Sąsiedzi zatrzymali włamywacza w niezamieszkałym domu

Sąsiedzi zatrzymali włamywacza w niezamieszkałym domu

W ostatnich dniach w jednej z miejscowości gminy Grodków doszło do incydentu, który zaniepokoił miejscowych mieszkańców. Okoliczni sąsiedzi zauważyli niepokojące ruchy wokół od dawna opuszczonego budynku i postanowili zareagować. Dzięki ich czujności i szybkiemu zgłoszeniu, policja została powiadomiona o możliwym włamaniu.

Interwencja Policji

Po dotarciu na miejsce zdarzenia, funkcjonariusze spotkali się z osobami zgłaszającymi, które do ich przybycia zabezpieczyły teren.

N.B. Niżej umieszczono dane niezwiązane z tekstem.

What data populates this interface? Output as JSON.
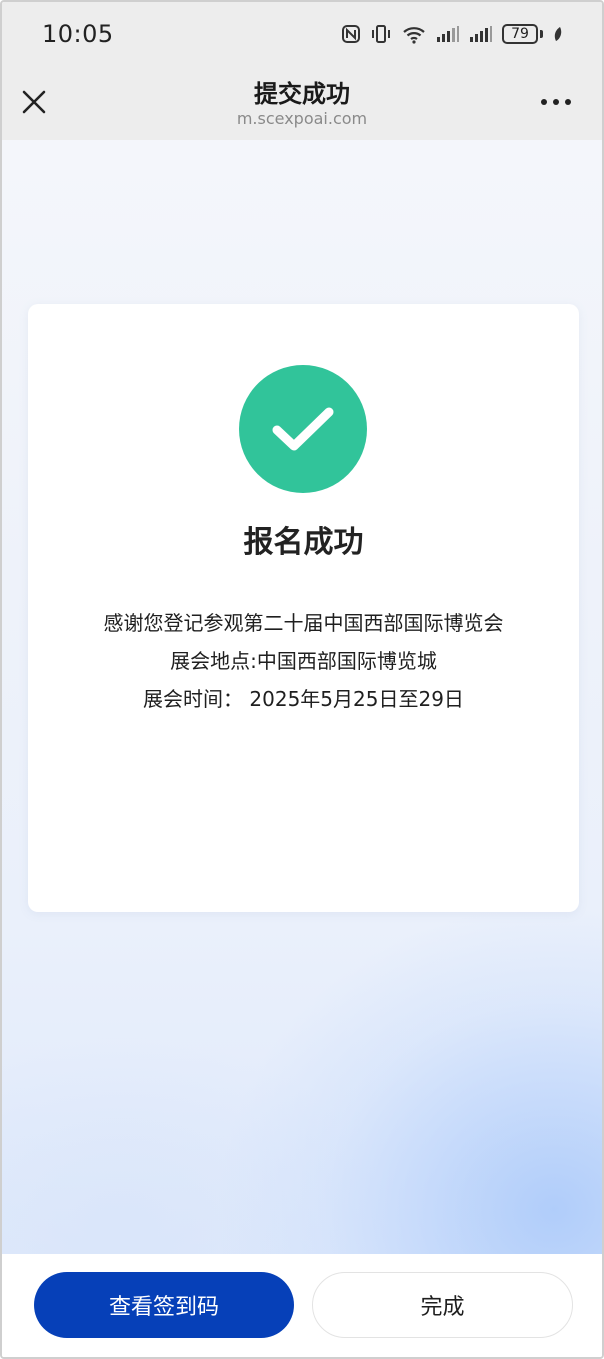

Z wnętrza budynku dało się słyszeć odgłosy potwierdzające, że ktoś się tam znajduje. Policjanci niezwłocznie przystąpili do przeszukania domu.

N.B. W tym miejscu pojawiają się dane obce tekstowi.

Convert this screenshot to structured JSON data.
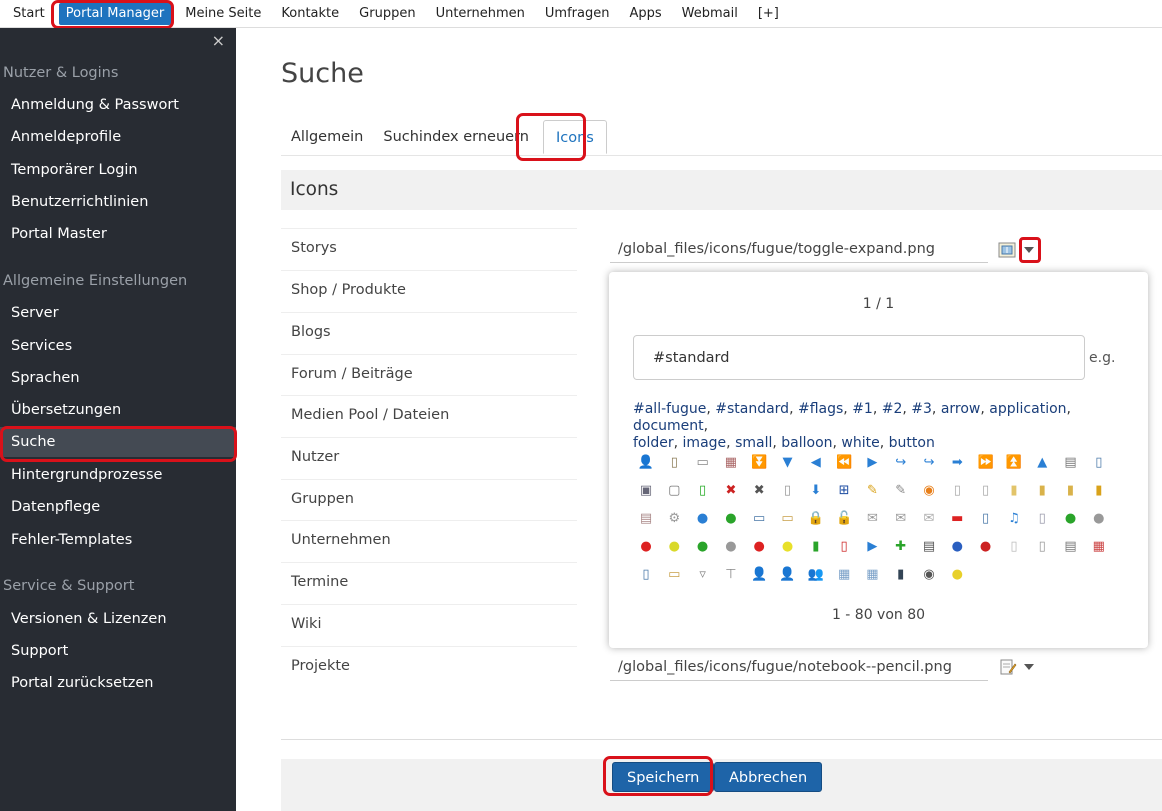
{
  "topnav": {
    "items": [
      "Start",
      "Portal Manager",
      "Meine Seite",
      "Kontakte",
      "Gruppen",
      "Unternehmen",
      "Umfragen",
      "Apps",
      "Webmail",
      "[+]"
    ],
    "active_index": 1
  },
  "sidebar": {
    "close": "×",
    "groups": [
      {
        "title": "Nutzer & Logins",
        "items": [
          "Anmeldung & Passwort",
          "Anmeldeprofile",
          "Temporärer Login",
          "Benutzerrichtlinien",
          "Portal Master"
        ]
      },
      {
        "title": "Allgemeine Einstellungen",
        "items": [
          "Server",
          "Services",
          "Sprachen",
          "Übersetzungen",
          "Suche",
          "Hintergrundprozesse",
          "Datenpflege",
          "Fehler-Templates"
        ]
      },
      {
        "title": "Service & Support",
        "items": [
          "Versionen & Lizenzen",
          "Support",
          "Portal zurücksetzen"
        ]
      }
    ],
    "active_item": "Suche"
  },
  "page": {
    "title": "Suche",
    "tabs": [
      "Allgemein",
      "Suchindex erneuern",
      "Icons"
    ],
    "active_tab": "Icons",
    "section_title": "Icons"
  },
  "rows": [
    "Storys",
    "Shop / Produkte",
    "Blogs",
    "Forum / Beiträge",
    "Medien Pool / Dateien",
    "Nutzer",
    "Gruppen",
    "Unternehmen",
    "Termine",
    "Wiki",
    "Projekte"
  ],
  "fields": {
    "storys_path": "/global_files/icons/fugue/toggle-expand.png",
    "projekte_path": "/global_files/icons/fugue/notebook--pencil.png"
  },
  "popup": {
    "pager_top": "1 / 1",
    "search_value": "#standard",
    "eg_label": "e.g.",
    "tags": [
      "#all-fugue",
      "#standard",
      "#flags",
      "#1",
      "#2",
      "#3",
      "arrow",
      "application",
      "document",
      "folder",
      "image",
      "small",
      "balloon",
      "white",
      "button"
    ],
    "pager_bottom": "1 - 80 von 80"
  },
  "buttons": {
    "save": "Speichern",
    "cancel": "Abbrechen"
  },
  "colors": {
    "accent": "#1e73be",
    "sidebar_bg": "#282c33",
    "highlight": "#d9111a"
  }
}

Odkrycie na Miejscu Zdarzenia

Podczas dokładnego sprawdzania pomieszczeń, uwagę funkcjonariuszy przykuła postać mężczyzny ukrywającego się na balkonie. Przy nim znajdował się plecak pełen narzędzi, na które policja zwróciła szczególną uwagę, podejrzewając, że mogły być użyte podczas włamania. Podczas dalszych oględzin w jednym z pokojów odnaleziono przygotowane do wyniesienia przedmioty.

Wyniki Śledztwa

Śledczy odkryli, że podejrzany zdemontował instalacje elektryczne oraz centralnego ogrzewania, planując wynieść wartościowe kable i miedziane rury. Straty wynikające z jego działań oszacowano na kwotę sięgającą 85 000 złotych. Policja zabezpieczyła wszelkie ślady i materiały dowodowe, które mogą być kluczowe w dalszym postępowaniu.

Konsekwencje Prawne

32-letni mężczyzna został zatrzymany i przewieziony do aresztu. Postawiono mu zarzut kradzieży z włamaniem, do którego się przyznał. Decyzją prokuratury w Nysie, podejrzany został objęty policyjnym dozorem. Dodatkowo, ze względu na działanie w warunkach recydywy, grozi mu zaostrzenie kary, która może wynieść nawet 15 lat pozbawienia wolności.